Bible

Built-in Mirrors

Dress-up occasions. Did you ever attend an event where you need to look especially formal, with a nice suit or classy dress, and wonder when you arrive if everything looks right? As a preacher, this happens all the time. And then I’ll start thinking, “Is my tie straight? Did I cut myself shaving and not stop the bleeding?” I worry about that stuff because, over the decades, it has happened many times.

Earlier this week, I woke up in the night, and as I did in the total darkness, I could see eyes looking back at me. This has happened before and I don’t know if it is a reflection off the insides of my eyelids, or if my brain is just trying to accustom me to wakefulness. But, in any case, I think it would be helpful to have automatic mirrors so I could see myself, especially in those formal situations.

God also wants us to be constantly aware of ourselves; not so much our physical appearance, but what really matters: how do we look to God – our spiritual appearance. Remember, He can see to the very core of our souls (Psalm 139)!

God gives us plenty of warning about checking ourselves out.

“Examine yourselves as to whether you are in the faith. Test yourselves. Do you not know yourselves, that Jesus Christ is in you? — unless indeed you are disqualified” (2 Corinthians 13:5 NKJV). You mean we can be disqualified! Now that’s attention getting.

“For if anyone thinks himself to be something, when he is nothing, he deceives himself. But let each one examine his own work, and then he will have rejoicing in himself alone, and not in another. For each one shall bear his own load” (Galatians 6:3-5). We can, indeed, be fooling ourselves.

“Therefore, since a promise remains of entering His rest, let us fear lest any of you seem to have come short of it” (Hebrews 4:1). Coming just short of God’s finish line is the worst of tragedies.

You might be wondering exactly how you can examine yourself, so the above horrible results don’t happen to you. Where is this spiritual mirror we can use?

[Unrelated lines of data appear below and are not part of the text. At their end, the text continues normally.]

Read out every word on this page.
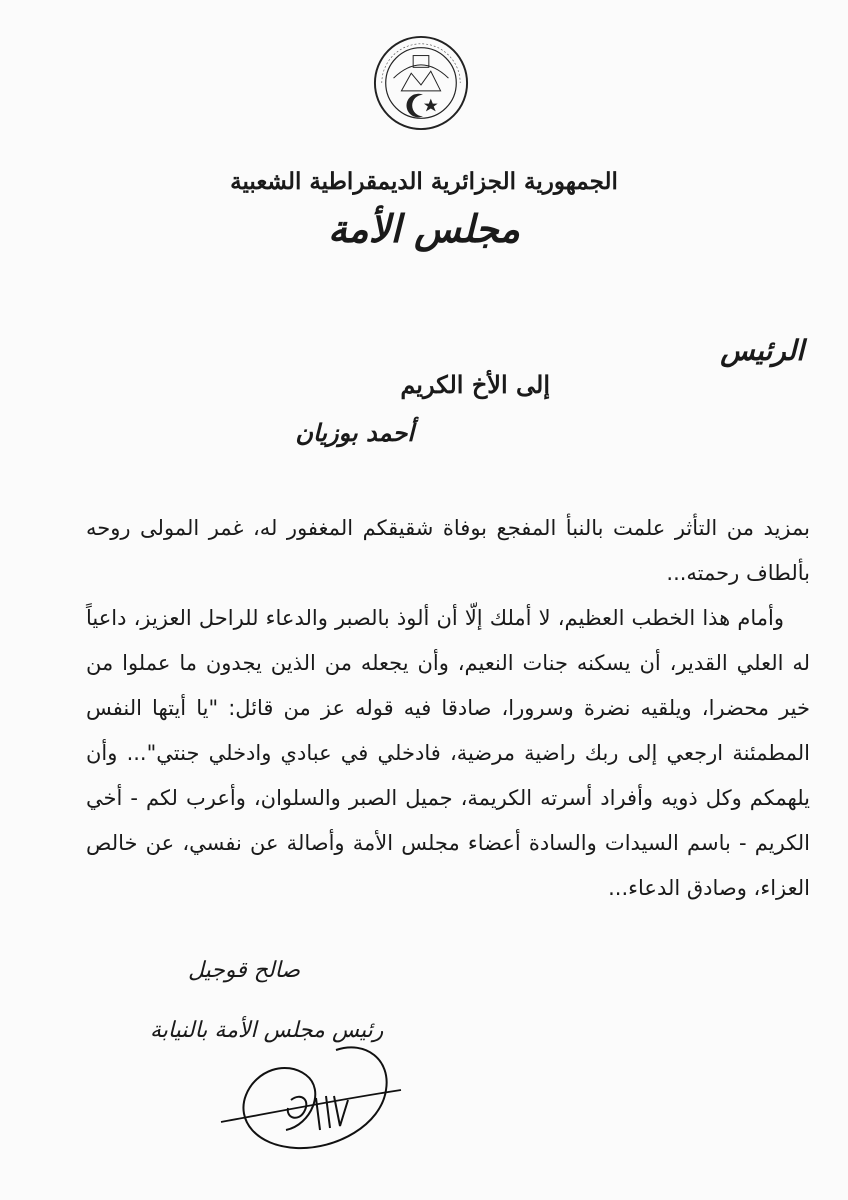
الجمهورية الجزائرية الديمقراطية الشعبية
مجلس الأمة
الرئيس
إلى الأخ الكريم
أحمد بوزيان

بمزيد من التأثر علمت بالنبأ المفجع بوفاة شقيقكم المغفور له، غمر المولى روحه بألطاف رحمته...

وأمام هذا الخطب العظيم، لا أملك إلّا أن ألوذ بالصبر والدعاء للراحل العزيز، داعياً له العلي القدير، أن يسكنه جنات النعيم، وأن يجعله من الذين يجدون ما عملوا من خير محضرا، ويلقيه نضرة وسرورا، صادقا فيه قوله عز من قائل: "يا أيتها النفس المطمئنة ارجعي إلى ربك راضية مرضية، فادخلي في عبادي وادخلي جنتي"... وأن يلهمكم وكل ذويه وأفراد أسرته الكريمة، جميل الصبر والسلوان، وأعرب لكم - أخي الكريم - باسم السيدات والسادة أعضاء مجلس الأمة وأصالة عن نفسي، عن خالص العزاء، وصادق الدعاء...

صالح قوجيل
رئيس مجلس الأمة بالنيابة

God gives us one, His message to us: the Bible. “But be doers of the word, and not hearers only, deceiving yourselves. For if anyone is a hearer of the word and not a doer, he is like a man observing his natural face in a mirror; for he observes himself, goes away, and immediately forgets what kind of man he was. But he who looks into the perfect law of liberty and continues in it, and is not a forgetful hearer but a doer of the work, this one will be blessed in what he does” (James 1:22-25).

How do you look?

 

Jeff Greene, minister for the South Stokes Church of Christ

A Delicious Delicacy

Have you tried dry land fish? A ginseng-hunting friend of mine in Tennessee was always going on about this tasty treat. Dry land fish, otherwise known as morchella (or morels), a genus of the fungus family, are mushroom-colored and remind me of tiny pale pine trees.

I seldom eat mushrooms by themselves, but they augment burgers and steaks very nicely. Though my old buddy always raved about dry land fish, I think they tasted pretty much like most other mushrooms.

What is a delicacy, anyway? Relative to food, it’s something that tastes very good, but also has the meaning of being rare, hard to find. As I’m writing this, a bowl of mixed nuts is open at my desk. There are a few pistachios mingled among the rest of the nuts. Are they a delicacy because they taste good, but I must dig through the container to find them?

Is the Bible a delicacy? It, after all, is the message from the One and Only True and Living God. It also is declared to be figuratively delicious. “How sweet are Your words to my taste, sweeter than honey to my mouth!” (Psalm 119:103 NKJV).

However, in terms of rareness, over one hundred million copies of it are sold every year. A complete copy, containing the old and new testaments can be purchased brand new for a couple of dollars. I have had a hand in giving away thousands in foreign countries and our own prisons.

We’re always told how wonderfully delicious caviar is, but when I see a picture of the dark goop made from fish eggs, I’m not so sure. Isn’t taste like beauty, in the eyes of the beholder? How many places in our little town of King can you buy a hamburger? At least ten? Why so many? It’s the old supply and demand principle. Demand means desire, desire, desire

Desire is the key in utilizing the grand gift from God of His word. It is said of those words, “More to be desired are they than gold, yea, than much fine gold” (Ps. 19:10). “Oh, how I love Your law! It is my meditation all the day” (Ps. 119:97). The righteous man’s “delight is in the law of the Lord, and in His law he meditates day and night” (Ps. 1:2).

If modern polls are right, people may be buying Bibles, but they’re not reading them. What gives? Is just having a Bible, your ticket into Heaven? Can we add to the excuses people will give to God when He bars them at the gate, “But Lord, I own a Bible!”?

Again, desire is the key. Immerse yourself into the pages of the awe-inspiring word that can save your soul (Romans 1:16). Delight in it completely. It’s not just the double burger; it’s the ice cream dessert, too.